Copo na mão aos 16 anos

Pesquisa com estudantes mostra que o álcool entra cada vez mais cedo na vida dos jovens brasileiros

Guilherme Voitch - Colaborou Vinícius Sgarbe, especial para a Gazeta do Povo

O primeiro contato dos jovens com a bebida tem acontecido muito cedo e o hábito de beber está se fixando a partir dos 16 anos, em oposição ao que prevê a legislação brasileira – 18 anos. Oito para cada dez jovens menores de idade consomem álcool. Essas são algumas das conclusões de uma pesquisa realizada pelo Portal Educacional, em parceria com o psiquiatra Jairo Bouer. Na pesquisa, 12 mil estudantes de 96 escolas de todo o Brasil responderam, de forma anônima, o questionário on-line sobre o tema.

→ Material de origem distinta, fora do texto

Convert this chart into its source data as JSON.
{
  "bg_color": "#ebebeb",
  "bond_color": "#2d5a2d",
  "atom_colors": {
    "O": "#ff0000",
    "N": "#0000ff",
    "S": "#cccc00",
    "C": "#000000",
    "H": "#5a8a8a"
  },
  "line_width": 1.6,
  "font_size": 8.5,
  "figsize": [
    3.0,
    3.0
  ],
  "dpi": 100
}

Para Andrea Maia de Santana, gerente da Área de Projetos da Divisão de Tecnologia Educacional da Positivo Informática, a pesquisa partiu de uma necessidade das próprias escolas. “Foi uma demanda deles e a garantia de que as respostas seriam anônimas gerou um resultado muito bom entre os alunos”, diz. Segundo Andrea, o próximo passo é utilizar as respostas para tratar da prevenção do álcool nas escolas.

“A pesquisa confirma os estudos feitos sobre o consumo de álcool entre os jovens no Brasil e no mundo e aponta para a necessidade de se discutir essas questões de forma mais séria. O jovem precisa aprender os riscos e impactos do consumo abusivo de álcool”, diz Bouer. E a ação preventiva precisa começar muito cedo. A pesquisa mostra que pelo menos metade dos adolescentes até 13 anos admite já ter bebido.

Alguns grupos parecem ter chance maior de ter problemas com o consumo de bebida. São eles: filhos de pais que nunca viveram juntos, jovens que têm relação ruim ou péssima com os pais em casa, famílias em que pai e mãe bebem demais, jovens e famílias que não seguem uma religião, alunos com péssimo desempenho na escola e que faltam demais às aulas.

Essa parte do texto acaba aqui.